Wie verändert sich der Konsum 2021?
Doch wohin fliessen die Ersparnisse, sobald die Restaurants öffnen oder das Reisen wieder uneingeschränkt möglich ist? «2021 dürfte mehr Konsum ins Ausland ‹abfliessen› als 2020, dies weil die Schweizer wieder ins Ausland gehen, sobald die Grenzen offen sind», sagt CS-Konjunkturanalyst Claude Maurer. Umgekehrt kämen zwar auch wieder mehr Europäer in die Schweiz – was den Verlust aber nicht zu kompensieren vermöge.
«Der Mensch ist ein Gewohnheitstier, und er wird wohl wieder stark in das Konsummuster von vor der Pandemie zurückfallen.»

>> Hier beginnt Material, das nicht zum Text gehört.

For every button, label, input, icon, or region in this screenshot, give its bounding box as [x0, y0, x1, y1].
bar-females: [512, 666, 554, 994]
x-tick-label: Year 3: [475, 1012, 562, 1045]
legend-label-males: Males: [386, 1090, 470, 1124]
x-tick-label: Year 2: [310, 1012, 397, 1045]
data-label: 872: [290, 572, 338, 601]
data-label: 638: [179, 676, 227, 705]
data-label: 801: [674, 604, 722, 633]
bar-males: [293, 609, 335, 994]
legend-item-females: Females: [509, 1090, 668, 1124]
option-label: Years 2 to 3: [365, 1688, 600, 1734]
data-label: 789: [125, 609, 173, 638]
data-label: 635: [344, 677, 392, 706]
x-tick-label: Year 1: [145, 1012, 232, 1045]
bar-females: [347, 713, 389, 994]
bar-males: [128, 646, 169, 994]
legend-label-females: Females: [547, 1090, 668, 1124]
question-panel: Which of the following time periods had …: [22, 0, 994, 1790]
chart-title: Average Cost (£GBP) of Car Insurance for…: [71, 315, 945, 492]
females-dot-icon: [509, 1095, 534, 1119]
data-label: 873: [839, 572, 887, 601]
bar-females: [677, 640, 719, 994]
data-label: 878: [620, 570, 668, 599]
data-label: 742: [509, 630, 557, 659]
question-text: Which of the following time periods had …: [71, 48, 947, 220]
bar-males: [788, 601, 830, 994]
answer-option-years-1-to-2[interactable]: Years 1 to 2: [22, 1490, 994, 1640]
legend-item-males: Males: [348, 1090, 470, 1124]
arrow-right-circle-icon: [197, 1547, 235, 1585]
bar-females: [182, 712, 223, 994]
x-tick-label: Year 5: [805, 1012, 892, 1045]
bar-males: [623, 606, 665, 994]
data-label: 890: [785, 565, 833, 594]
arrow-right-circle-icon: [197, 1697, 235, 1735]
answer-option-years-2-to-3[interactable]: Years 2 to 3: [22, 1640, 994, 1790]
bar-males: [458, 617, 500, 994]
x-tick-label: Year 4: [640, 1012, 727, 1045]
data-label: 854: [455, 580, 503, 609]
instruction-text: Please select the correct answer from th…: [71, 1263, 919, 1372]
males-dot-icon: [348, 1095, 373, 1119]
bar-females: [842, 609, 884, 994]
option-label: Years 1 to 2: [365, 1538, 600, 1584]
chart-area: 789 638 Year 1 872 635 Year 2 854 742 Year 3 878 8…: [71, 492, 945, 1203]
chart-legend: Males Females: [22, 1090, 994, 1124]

In den Restaurants hingegen erwartet Maurer wenig Nachholkonsum. Die Normalisierung dürfte aber rascher erreicht werden als 2020 – weil sich dank der Impfung auch vulnerable Personen wieder in Restaurants wagen. Wie stark sich die Präferenzen langfristig ändern werden, sei unklar. «Der Mensch ist ein Gewohnheitstier», sagt Maurer, «und wird wohl wieder stark in das Konsummuster von vor der Pandemie zurückfallen.»